PHOENIX — For six innings the Diamondbacks and the Angels traded nothing that stuck, two runs apiece and the feeling of a game that would come down to a single swing. In the seventh, Pavin Smith took it.
His solo home run broke a 2-2 tie, Geraldo Perdomo followed two batters later with a run-scoring double, and Arizona had the 4-2 cushion that carried it to a 4-3 win on Sunday night at Chase Field. The margin survived a ninth-inning scare, which is the only kind of comfortable these Diamondbacks seem to manage lately.
The seventh was the whole game, and it turned on a starter who had given Arizona almost nothing to work with for most of the night. Walbert Urena had cruised through six, holding the Diamondbacks to two runs and matching zeros with the home side. Then he came back out for the seventh, Smith got a fastball that stayed up, and the swing that followed changed the math of the evening. Perdomo’s double off the wall a few pitches later turned a one-run edge into the lead that decided it.

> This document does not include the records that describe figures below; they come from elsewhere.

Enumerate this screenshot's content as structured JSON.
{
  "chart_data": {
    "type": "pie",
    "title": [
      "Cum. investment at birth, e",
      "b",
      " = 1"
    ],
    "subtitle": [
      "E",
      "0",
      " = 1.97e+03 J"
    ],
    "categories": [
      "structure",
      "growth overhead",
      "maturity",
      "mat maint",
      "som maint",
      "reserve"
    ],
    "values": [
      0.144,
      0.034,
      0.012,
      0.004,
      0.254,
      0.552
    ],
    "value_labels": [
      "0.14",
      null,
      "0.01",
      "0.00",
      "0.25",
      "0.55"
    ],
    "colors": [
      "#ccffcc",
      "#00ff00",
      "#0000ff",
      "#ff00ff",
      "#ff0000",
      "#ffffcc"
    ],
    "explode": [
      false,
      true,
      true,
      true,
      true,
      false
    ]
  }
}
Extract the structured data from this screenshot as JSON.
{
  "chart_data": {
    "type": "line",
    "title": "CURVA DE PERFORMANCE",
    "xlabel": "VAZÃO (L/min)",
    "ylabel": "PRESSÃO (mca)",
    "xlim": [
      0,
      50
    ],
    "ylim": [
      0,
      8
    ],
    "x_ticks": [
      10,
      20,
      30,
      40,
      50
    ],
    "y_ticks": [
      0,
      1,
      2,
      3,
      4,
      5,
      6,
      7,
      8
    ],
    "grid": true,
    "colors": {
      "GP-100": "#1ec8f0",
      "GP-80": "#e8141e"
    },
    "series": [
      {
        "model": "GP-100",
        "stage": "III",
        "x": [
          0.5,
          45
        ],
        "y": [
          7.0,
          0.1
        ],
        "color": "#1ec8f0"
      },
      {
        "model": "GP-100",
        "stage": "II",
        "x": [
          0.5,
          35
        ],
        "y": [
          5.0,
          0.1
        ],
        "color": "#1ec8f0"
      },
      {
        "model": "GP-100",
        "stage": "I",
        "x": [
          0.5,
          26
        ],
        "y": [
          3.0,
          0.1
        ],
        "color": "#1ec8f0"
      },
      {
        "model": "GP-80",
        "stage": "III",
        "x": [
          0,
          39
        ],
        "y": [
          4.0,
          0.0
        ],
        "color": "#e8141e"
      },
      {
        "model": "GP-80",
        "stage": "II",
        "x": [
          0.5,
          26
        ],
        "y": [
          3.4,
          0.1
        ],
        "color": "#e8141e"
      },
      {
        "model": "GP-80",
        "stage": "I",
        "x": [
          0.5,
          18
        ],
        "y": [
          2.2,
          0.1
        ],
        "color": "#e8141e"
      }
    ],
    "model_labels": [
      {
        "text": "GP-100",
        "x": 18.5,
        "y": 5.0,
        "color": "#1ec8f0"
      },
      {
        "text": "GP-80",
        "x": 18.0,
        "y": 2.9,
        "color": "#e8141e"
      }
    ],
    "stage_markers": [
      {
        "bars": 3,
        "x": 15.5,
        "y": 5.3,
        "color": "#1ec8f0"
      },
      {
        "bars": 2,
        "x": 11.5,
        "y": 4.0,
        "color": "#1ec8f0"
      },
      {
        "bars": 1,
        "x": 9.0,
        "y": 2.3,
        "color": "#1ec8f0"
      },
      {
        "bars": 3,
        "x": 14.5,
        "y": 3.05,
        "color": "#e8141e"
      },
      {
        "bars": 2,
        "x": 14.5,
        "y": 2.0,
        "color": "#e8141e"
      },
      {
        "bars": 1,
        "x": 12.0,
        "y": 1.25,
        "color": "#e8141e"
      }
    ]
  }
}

Ryne Nelson had quietly earned the right to win a game like this. The right-hander worked seven innings, allowed two earned runs and struck out five, the sort of unflashy line that does not lead a highlight show but keeps a team in front of a dangerous lineup. His record sits at 3-5, a number that says more about the run support he has lived without than about how he has thrown, and on this night Arizona finally gave him enough.
The Angels’ threat for most of the evening was the one it usually is. Mike Trout got hold of a pitch in the fifth and drove it out for his home run, the kind of swing that still bends a ballpark’s attention toward him a decade and a half into his career. Jo Adell added two hits, including a double, and for six innings Los Angeles looked like the side more likely to find the decisive run.

That it did not is partly because the bullpen held, and partly because Arizona’s seventh-inning runs gave Paul Sewald the room he needed to survive his own. Donovan Walton led off the ninth with a home run that cut the lead to a single run and put the tying runner in the building’s imagination, if not yet on base. Sewald steadied, struck out two, and closed it for his eighteenth save. It was tidy enough in the box score and not at all tidy to watch.
This is the texture of the National League this June, where one swing decides games that two good starting pitchers have kept level for two hours. A night earlier the story elsewhere was a pitcher who could not lose with the numbers he posted and somehow did, when Paul Skenes set a career strikeout high and still took the loss. Low-scoring baseball rewards the team that gets the one swing, and on Sunday that was Arizona.
It also rewards the team that does not give a run back on a technicality or a bad inning, the sort of late-game margin that has decided so many of these games. The week has been full of ninth innings that refused to go quietly, including a Soto home run that vanished on replay as Atlanta held off the Mets. Walton’s homer counted, and still it was not enough.
What the night does not settle is whether either of these teams is what its record suggests. The Diamondbacks have spent the season looking for the version of themselves that wins the close ones, and one tidy seventh inning against a good pitcher does not prove they have found it. The Angels keep getting the Trout home run and not quite enough around it, a problem no single loss explains and no single win solves.
The two sides meet again on Monday, with Arizona having taken the night it needed and Los Angeles left to wonder how a game it led the run-scoring conversation in for six innings got away in the seventh. The answer, as it so often is, was one swing they did not make and the other team did.